The US equity market has been at one of those junctures recently that could go one of two ways. Glass half empty, or glass half full? Happily for those of us who like to see the stock prices trending in the upward direction, the glass half full crowd seems to be winning the day. The central point of contention has been thus: can Mr. Market overcome his bitter disappointment at once again being wrong, so very wrong, about how many interest rate cuts are in store for 2024, and learn to love the idea of a strong economy?
Well, the market is up this week on a string of upbeat numbers for the economy: a Purchasing Managers Index (PMI) report on Tuesday showing a healthy and better than expected composite expansion, followed by a final revision of Q1 productivity growth that was well ahead of economists’ estimates, and finally today’s jobs report from the Bureau of Labor Statistics clocking in with nonfarm payroll gains of 275,000 versus a forecast of 200,000 (the unemployment rate did tick up to 3.9 percent, though, and the blockbuster January payroll numbers were revised down to 229,000). At least for the time being, good news for the economy does seem to be good news for the market. But will it last?
The Fed’s Tough Love
The standard mantra for market pundits singularly focused on the direction of interest rates is “good news is bad news” – because when the economy is running strong, the Fed has less urgent need to start swinging the axe and cutting rates. At the beginning of this year, for reasons we continue to not understand at all, the market had priced in six interest rate cuts for 2024. This, despite the Fed’s own summary projections of just three cuts in the December FOMC materials, this despite the apparent lack of a brewing recession and this despite the fact that cutting rates six times in a presidential election year would drag a politics-abhorring Fed into the toxic mess of electoral finger pointing.

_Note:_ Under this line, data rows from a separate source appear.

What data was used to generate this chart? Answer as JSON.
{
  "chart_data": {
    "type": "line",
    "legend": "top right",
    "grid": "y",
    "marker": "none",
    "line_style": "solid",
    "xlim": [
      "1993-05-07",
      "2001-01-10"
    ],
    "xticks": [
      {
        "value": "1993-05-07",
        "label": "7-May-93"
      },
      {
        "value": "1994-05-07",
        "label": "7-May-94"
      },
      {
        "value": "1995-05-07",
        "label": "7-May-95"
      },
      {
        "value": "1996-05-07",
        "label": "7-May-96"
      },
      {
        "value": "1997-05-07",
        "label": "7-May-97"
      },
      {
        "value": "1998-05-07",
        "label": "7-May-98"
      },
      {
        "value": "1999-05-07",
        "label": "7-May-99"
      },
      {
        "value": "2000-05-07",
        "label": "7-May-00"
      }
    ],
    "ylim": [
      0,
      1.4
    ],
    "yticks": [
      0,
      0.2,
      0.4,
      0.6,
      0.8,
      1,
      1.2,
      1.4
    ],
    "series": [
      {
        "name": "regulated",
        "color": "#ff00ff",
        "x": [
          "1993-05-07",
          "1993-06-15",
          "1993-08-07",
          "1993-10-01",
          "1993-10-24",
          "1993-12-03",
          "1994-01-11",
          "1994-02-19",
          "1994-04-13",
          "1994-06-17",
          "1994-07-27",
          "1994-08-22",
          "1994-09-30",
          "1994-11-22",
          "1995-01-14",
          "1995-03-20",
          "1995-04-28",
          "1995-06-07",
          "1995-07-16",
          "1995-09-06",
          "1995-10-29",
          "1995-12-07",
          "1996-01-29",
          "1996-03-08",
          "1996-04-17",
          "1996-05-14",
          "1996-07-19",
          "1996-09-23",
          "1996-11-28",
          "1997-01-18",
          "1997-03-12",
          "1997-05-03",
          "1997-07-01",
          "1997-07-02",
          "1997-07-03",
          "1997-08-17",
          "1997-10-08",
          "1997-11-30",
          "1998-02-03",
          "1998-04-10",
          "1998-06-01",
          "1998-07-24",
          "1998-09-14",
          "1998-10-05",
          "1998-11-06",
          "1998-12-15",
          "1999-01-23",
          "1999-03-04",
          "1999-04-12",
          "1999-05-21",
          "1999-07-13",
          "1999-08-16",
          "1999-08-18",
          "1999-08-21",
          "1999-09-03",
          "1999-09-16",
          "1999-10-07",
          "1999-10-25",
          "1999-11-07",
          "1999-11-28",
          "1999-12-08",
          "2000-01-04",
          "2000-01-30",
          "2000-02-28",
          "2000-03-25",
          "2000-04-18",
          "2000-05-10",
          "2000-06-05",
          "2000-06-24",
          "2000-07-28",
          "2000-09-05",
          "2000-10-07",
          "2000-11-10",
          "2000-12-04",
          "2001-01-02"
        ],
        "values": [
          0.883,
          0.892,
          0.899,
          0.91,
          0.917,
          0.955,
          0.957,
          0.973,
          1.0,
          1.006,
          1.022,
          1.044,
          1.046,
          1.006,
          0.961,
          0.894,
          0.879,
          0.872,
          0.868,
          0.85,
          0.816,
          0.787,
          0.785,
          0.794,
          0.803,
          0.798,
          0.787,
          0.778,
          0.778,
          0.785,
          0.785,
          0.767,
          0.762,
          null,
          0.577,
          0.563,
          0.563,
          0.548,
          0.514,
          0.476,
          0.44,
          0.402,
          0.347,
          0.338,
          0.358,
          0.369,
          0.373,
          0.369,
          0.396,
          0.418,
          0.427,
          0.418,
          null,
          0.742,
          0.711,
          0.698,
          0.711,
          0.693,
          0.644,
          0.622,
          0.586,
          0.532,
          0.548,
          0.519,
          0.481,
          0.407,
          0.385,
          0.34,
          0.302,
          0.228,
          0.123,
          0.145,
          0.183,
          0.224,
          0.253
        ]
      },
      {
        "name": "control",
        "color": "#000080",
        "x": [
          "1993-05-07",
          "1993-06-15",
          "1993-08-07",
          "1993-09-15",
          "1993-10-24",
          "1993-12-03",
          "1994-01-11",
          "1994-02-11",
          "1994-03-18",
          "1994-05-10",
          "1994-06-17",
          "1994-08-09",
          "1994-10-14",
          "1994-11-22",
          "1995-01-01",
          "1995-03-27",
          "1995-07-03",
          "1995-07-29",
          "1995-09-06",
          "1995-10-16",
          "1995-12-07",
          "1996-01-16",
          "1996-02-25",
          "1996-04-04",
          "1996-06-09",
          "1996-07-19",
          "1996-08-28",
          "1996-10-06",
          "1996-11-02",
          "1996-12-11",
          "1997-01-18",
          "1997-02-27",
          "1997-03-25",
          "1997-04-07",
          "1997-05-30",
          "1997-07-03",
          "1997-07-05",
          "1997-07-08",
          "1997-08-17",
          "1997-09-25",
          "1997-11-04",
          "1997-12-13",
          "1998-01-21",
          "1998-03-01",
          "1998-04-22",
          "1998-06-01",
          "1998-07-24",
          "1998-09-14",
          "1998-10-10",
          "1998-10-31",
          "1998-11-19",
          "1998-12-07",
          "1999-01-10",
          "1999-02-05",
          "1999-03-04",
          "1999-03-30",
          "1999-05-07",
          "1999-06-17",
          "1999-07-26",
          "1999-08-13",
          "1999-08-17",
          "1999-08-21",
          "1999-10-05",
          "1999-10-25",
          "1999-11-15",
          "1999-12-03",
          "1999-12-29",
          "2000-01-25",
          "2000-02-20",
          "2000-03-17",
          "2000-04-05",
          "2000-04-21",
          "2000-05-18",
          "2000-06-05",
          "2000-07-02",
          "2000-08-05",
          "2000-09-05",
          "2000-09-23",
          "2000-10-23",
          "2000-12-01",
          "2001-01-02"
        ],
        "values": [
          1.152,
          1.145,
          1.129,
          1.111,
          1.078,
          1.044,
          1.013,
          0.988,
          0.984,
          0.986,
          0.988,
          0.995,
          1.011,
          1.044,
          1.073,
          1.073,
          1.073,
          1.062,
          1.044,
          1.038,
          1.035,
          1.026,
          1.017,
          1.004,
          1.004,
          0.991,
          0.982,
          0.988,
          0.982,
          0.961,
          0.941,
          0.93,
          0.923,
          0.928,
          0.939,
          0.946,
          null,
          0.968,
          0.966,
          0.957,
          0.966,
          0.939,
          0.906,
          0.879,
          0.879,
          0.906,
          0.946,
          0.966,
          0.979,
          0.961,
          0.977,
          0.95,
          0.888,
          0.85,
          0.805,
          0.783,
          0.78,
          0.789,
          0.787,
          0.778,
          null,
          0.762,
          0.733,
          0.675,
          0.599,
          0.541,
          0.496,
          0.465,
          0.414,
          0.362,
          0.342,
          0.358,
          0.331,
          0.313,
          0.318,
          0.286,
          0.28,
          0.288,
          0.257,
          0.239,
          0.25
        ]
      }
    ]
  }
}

This week the Fed was all over the airwaves reminding everyone that, no, not six nor five nor perhaps even three rate cuts were in store. Regional Fed chiefs from Atlanta and Minneapolis opined that two, maybe one would be sufficient, sometime later in the year. Fed chair Powell, who had the very unenviable task of spending the better part of two days briefing members of Congress about matters financial, reiterated what he had said at the FOMC press conference a few weeks ago: don’t expect a rate cut in March, and don’t get out over your skis about what might be coming later (as if the bond market, especially, could restrain itself).
All That’s Left Is Growth
So there will be no rate cut pony out back. We will admit to being pleasantly surprised at how calmly the market is adjusting to this new reality (new, that is, for the six rate cut crowd – but an old reality for anyone who was not partaking of the market’s rate cut Kool-Aid last December). All that’s left to do is to be cheerful about the good growth numbers. Today’s jobs report marks the 39th straight month of job gains, and also the longest stretch for a sub-four percent unemployment rate in decades. Productivity – the only plausible source of long-term economic growth – is higher than it has been anytime since the turn of the century. The Fed appears to have engineered a dramatic increase in interest rates without sending the economy into recession. So yes – sometimes good news really can be good news.